Wash the chicken. Put it in a saucepan and cover with cold water. Add the peppercorns and bay leaves. Bring to a boil over medium-high heat, then cover and simmer over medium heat for 45 minutes until the chicken reaches 74 °C / 165 °F.
Remove the chicken from the broth. Remove the skin and bones and cut the meat into strips. Strain the broth and measure out approximately 300 ml.
Wash the mushrooms and cut into thin slices. Clean the peppers and cut into fine strips. Melt the butter in a saucepan over medium heat. Stir-fry the vegetables for 5 minutes.
Dust the vegetables with flour and fry for 1 minute. Gradually stir in the 300 ml broth and cream.
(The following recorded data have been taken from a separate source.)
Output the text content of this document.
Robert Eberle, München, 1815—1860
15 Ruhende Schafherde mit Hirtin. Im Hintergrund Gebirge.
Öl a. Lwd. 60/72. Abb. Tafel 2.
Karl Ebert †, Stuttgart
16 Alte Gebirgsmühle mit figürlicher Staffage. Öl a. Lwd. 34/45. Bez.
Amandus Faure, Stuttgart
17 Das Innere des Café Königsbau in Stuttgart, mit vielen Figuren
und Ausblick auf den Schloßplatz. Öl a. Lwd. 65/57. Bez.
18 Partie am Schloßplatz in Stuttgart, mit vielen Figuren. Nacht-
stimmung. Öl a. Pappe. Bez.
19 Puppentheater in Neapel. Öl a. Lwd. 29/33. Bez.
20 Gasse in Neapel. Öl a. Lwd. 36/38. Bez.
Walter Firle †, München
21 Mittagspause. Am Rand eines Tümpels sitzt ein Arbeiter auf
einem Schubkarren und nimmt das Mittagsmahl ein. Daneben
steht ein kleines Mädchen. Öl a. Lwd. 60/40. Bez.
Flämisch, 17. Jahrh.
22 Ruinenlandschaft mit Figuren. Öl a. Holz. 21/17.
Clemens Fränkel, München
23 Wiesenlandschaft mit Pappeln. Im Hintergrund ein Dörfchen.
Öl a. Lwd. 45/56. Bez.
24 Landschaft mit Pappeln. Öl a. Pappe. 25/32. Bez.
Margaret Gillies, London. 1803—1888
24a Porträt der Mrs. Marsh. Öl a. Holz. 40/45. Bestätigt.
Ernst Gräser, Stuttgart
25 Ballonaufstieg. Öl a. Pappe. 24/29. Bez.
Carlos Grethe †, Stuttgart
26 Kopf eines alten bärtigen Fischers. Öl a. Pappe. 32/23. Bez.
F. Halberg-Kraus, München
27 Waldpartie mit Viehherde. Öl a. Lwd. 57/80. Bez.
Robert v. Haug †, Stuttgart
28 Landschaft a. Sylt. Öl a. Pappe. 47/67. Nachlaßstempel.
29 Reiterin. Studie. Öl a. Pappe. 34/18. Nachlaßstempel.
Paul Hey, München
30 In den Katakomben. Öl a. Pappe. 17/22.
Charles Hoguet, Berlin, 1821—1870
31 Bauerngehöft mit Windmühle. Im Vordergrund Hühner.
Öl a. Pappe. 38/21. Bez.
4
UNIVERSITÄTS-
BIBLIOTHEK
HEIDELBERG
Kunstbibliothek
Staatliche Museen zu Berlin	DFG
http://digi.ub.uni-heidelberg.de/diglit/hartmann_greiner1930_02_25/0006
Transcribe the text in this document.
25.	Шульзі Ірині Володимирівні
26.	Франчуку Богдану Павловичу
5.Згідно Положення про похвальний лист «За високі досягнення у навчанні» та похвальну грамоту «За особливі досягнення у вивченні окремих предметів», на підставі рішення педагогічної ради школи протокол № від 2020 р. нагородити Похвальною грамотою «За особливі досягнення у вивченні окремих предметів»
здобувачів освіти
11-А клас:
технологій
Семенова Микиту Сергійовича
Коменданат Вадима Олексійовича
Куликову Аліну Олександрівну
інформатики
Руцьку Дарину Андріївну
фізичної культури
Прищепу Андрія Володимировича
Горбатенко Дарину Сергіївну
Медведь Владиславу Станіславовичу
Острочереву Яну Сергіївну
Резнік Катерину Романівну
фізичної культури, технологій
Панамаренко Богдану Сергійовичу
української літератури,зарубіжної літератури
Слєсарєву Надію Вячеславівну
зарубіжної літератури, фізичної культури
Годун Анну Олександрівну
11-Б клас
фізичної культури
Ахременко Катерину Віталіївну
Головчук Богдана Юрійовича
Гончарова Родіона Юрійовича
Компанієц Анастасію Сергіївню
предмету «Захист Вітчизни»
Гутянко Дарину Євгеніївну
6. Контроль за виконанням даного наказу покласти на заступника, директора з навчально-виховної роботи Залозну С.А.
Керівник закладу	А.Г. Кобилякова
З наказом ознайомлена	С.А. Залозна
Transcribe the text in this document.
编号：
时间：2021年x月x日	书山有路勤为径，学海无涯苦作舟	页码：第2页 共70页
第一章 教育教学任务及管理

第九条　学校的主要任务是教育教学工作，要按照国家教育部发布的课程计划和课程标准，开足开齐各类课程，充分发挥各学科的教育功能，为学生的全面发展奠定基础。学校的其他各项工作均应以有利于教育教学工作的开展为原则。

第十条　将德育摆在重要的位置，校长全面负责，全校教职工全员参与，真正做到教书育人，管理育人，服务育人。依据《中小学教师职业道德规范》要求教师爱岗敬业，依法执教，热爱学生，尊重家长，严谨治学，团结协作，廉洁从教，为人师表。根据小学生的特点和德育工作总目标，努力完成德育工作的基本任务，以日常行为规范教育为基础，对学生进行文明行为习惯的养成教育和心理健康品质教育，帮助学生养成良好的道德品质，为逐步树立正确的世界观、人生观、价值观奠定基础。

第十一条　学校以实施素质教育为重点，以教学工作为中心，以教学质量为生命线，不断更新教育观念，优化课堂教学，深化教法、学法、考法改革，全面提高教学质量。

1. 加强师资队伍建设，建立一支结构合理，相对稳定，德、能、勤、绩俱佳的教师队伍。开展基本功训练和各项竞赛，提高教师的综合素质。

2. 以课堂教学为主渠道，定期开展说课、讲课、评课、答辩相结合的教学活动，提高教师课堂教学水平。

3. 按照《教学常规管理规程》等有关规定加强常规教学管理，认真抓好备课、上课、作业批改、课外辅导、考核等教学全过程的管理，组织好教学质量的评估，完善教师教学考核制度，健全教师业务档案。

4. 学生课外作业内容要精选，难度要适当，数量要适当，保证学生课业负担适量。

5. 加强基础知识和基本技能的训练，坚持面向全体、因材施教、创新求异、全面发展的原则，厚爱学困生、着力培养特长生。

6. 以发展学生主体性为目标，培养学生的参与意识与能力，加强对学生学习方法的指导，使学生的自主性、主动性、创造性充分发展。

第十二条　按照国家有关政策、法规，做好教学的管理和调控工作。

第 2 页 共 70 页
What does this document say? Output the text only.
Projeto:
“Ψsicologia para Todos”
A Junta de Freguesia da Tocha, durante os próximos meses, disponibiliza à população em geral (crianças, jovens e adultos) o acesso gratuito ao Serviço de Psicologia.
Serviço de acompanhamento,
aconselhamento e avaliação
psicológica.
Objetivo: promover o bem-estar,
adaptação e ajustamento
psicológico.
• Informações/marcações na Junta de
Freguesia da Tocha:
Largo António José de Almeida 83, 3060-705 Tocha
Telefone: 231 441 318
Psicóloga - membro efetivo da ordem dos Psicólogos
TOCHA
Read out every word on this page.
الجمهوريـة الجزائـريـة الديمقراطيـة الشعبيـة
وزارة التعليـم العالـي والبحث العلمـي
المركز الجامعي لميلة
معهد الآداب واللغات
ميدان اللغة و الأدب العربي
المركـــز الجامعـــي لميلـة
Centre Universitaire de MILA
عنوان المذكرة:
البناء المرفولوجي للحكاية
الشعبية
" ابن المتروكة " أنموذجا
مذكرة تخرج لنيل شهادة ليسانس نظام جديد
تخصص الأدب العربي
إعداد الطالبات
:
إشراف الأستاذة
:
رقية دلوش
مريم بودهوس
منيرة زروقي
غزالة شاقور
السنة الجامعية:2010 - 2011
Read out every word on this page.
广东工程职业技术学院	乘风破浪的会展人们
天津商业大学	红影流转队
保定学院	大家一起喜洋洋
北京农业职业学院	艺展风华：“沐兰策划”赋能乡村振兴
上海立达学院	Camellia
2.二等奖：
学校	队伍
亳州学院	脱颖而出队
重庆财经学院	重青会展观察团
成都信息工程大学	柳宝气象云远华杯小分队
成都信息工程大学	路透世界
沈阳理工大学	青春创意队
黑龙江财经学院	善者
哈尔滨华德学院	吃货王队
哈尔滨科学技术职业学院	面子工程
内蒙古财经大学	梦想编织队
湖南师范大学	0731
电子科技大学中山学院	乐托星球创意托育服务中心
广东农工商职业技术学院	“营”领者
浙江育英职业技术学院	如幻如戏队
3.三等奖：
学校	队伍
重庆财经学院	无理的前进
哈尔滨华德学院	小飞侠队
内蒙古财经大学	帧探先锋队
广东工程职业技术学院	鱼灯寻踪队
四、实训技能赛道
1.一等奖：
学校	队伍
Bring to a boil over medium-high heat, then season with salt, white pepper, and paprika powder. Simmer over medium heat for 6 minutes. Add the chicken and heat through for 1 minute.
Pour some sauce into a bowl and mix with the egg yolks. Pour the mixture back into the saucepan and stir gently. Heat over low heat for 1–2 minutes, stirring constantly, but do not let it boil.
Core and wash the chilli pepper. Cut into very fine rings. Stir the chilli and sherry into the chicken mixture. Season to taste with salt and pepper.